BlacKKKlansman, la recensione di Matteo Marchisio del film di Spike Lee con Adram Driver e John David Washington.
Spike Lee porta sul grande schermo la storia romanzata del poliziotto nero che negli anni ’70 riuscì a infiltrarsi nel KKK grazie a una serie di incontri telefonici e scambi di persona.
La carica sociale di una pellicola del genere è assoluta e guida ogni ricostruzione storica, imponendosi come leitmotiv di un film potente, capace di portare a casa premi per la fotografia e montaggio, al pari di critiche sulla storicità di cosa messo in scena.
A partire da un romanzo non storico ma biografico, è stata estrusa una storia in cui il pivot di tutto sono i maltrattamenti dei neri in America, assolvendo i cop di colore che all’epoca collaborarono al COINTELPRO, con una scusa generica tipo: erano lì, che cosa avrebbero dovuto fare?
Lo Spike Lee regista tira in ballo l’uguaglianza mai ricevuta delle minoranze in USA cara allo Spike Lee uomo: a partire dalla questione afroamericana, con qualche cucchiaiata di complotto negazionista e un personaggio con origini ebree che cerca di non esporsi, anima una pellicola schieratissima che di entertainment ha solo i colori sparati e il ritmo.
Ma l’argomento di fondo non può che suscitare simpatia e come dicevano i Blues Brothers: i hate the illinois nazis…
La trama di BlaKkKlansman segue le vicende di Ron Stallworth primo poliziotto afroamericano di Colorando Springs, che per caso entra in contatto con una cellula locale del Ku Klux Klan. Il click fatale con il Gran Maestro del KKK arriva per telefono, dove vince solo l’accento.
Il viaggio tra i bifolchi vira dal comico al paradossale, al documentaristico tanto che quando si raggiunge la fine Lee molla le briglie infilando spezzoni di notiziari TV per chiudere la pellicola, l’ultima mazzata allo stomaco dopo il racconto di un anziano, all’epoca testimone oculare, di uno degli ultimi linciaggi pubblico di un nero in America ricordato dalla storiografia ufficiale
In BlaKkKlansman c’è tanto riso amaro e satira che provano a mitigare pensieri e background di un’organizzazione come il KKK che sembra godere di un inaspettato ritorno in auge, tirando perfino in ballo un pilastro della cultura estremista come The birth of a Nation, lungometraggio muto del 1915 in cui i Clansmen proteggevano i valori tradizionali a colpi di spada.
Il background degli anni ’70, con i pantaloni a zampa, la prima disco, la CIA che fa capolino tra i redneck al poligono illegale avvolge ogni scena, rende impossibile dimenticare dove e quando si muovono i personaggi.
Il Male che emerge è caricaturale, sempre in bilico tra il ridicolo e l’agghiacciante, perpetrato da personaggi macchiette se considerati singolarmente, terroristi quando tutti insieme armati fino ai denti, Uomini di Stato se indossano una divisa.
Grande performance di John David Washington, bro al punto giusto, arrabbiato, determinato, innamorato di una blackpanter, ma soprattutto di Adam Diver, che si conferma un mito assoluto.
L’ex Marine, signore Sith, papino incasinato di Storia di un matrimonio con la scena della litigata da paura, interpreta Flip sbirro che vuole le cose ben fatte e meno politica possibile.
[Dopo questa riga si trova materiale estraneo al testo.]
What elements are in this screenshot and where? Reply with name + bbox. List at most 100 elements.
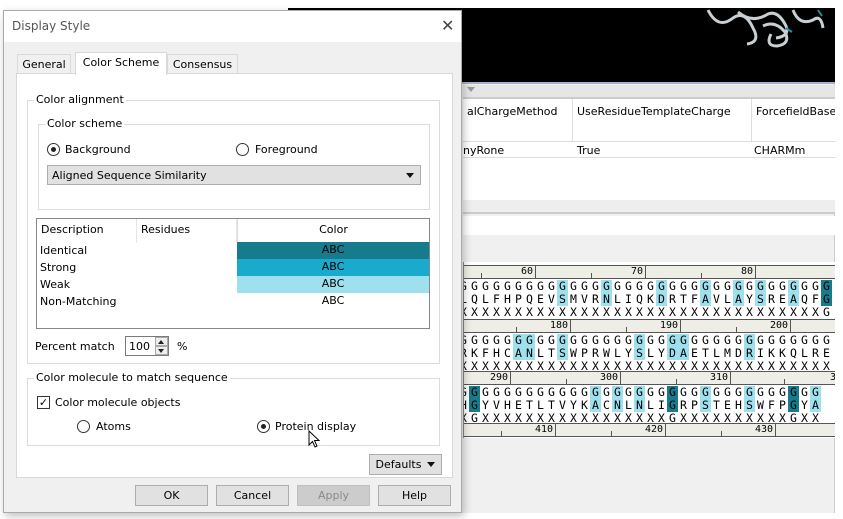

Per l’ennesima volta Diver si rivela in possesso di una presenza fisica titanica, aiutato dall’intonazione nasale e potente, peraltro BlacKKKlansman va visto rigorosamente in inglese su AmazonPrime.
BlacKkKlansman è una pellicola che riesce a unire il parere di pubblico pagante e critica, tanto da portarsi a casa un sano 98% su Rotten Tomatoes, 5 candidature agli Oscar 2019, premio della giura a Cannes 2018, intascandosi meritatamente un centinaio di milioni di dollari a fronte di una quindicina spesi.